Stand: 04.10.2021 17:51 Uhr

Die europäische Arzneimittelbehörde empfiehlt Immungeschwächten eine dritte Impfung mit einem mRNA-Vakzin. Diese solle frühestens vier Wochen nach der zweiten verabreicht werden. Auch für alle anderen kommt ein Booster in Betracht.

Die Europäische Arzneimittelbehörde EMA hat sich für Auffrischungsimpfungen gegen das Coronavirus für volljährige Menschen ausgesprochen. In Frage kommen die sogenannten Booster-Shots für Menschen ab 18 Jahren mit einem Abstand von mindestens sechs Monaten zur zweiten Dosis, wie die EMA mitteilte.

Die Auffrischung kann derzeit laut EMA mit dem Vakzin von BioNTech/Pfizer erfolgen. Für den Moderna-Impfstoff wertet die Behörde derzeit noch Daten zur Drittimpfung aus.

Die Behörde erklärte außerdem, sie unterstütze die Gabe einer dritten Dosis entweder des BioNTech/Pfizer-Vakzins oder des Impfstoffs von Moderna an Menschen mit einem stark geschwächten Immunsystem mit einem Abstand von mindestens 28 Tagen zur vorangegangenen Dosis.

674.900 Drittimpfungen im Deutschland

Die Empfehlungen der EMA gehen an die Gesundheitsbehörden aller 27 EU-Mitgliedsstaaten. Einige Staaten haben bereits damit begonnen, Auffrischungsimpfungen für besonders gefährdete Bevölkerungsgruppen anzubieten. In Deutschland werden etwa Bewohner und Beschäftigte von Pflegeheimen sowie medizinisches Personal erneut geimpft.

Befürworter einer Drittimpfung argumentieren, eine zusätzliche Impfdosis erhöhe den Schutz vor einer Infektion. Kritiker fordern dagegen, zuerst nicht gegen das Coronavirus geimpfte Menschen etwa in Entwicklungsländern zu immunisieren.

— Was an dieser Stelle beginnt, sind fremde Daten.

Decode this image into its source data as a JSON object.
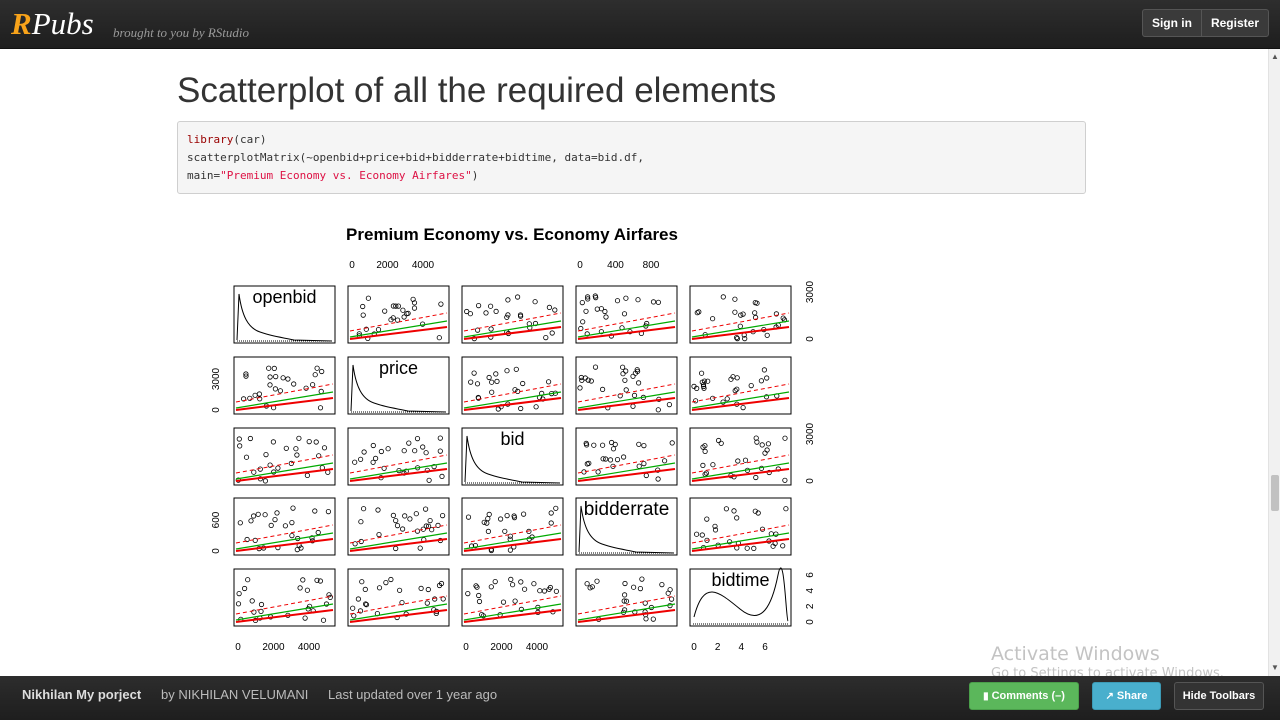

Die Ständige Impfkommission (STIKO) empfiehlt bereits, dass Personen mit Immundefizienz etwa sechs Monate nach der Covid-19-Grundimmunisierung eine zusätzliche Impfstoffdosis eines mRNA-Impfstoffs angeboten werden sollte. Personen mit schwerer Immundefizienz, etwa nach Organtransplantation oder Krebspatienten, könnte diese bereits nach vier Wochen angeboten werden. In Deutschland haben nach Daten des Robert Koch-Instituts bereits über 674.900 Menschen eine Auffrischungsimpfung erhalten.

Über dieses Thema berichtete Deutschlandfunk am 04. Oktober 2021 um 18:00 Uhr.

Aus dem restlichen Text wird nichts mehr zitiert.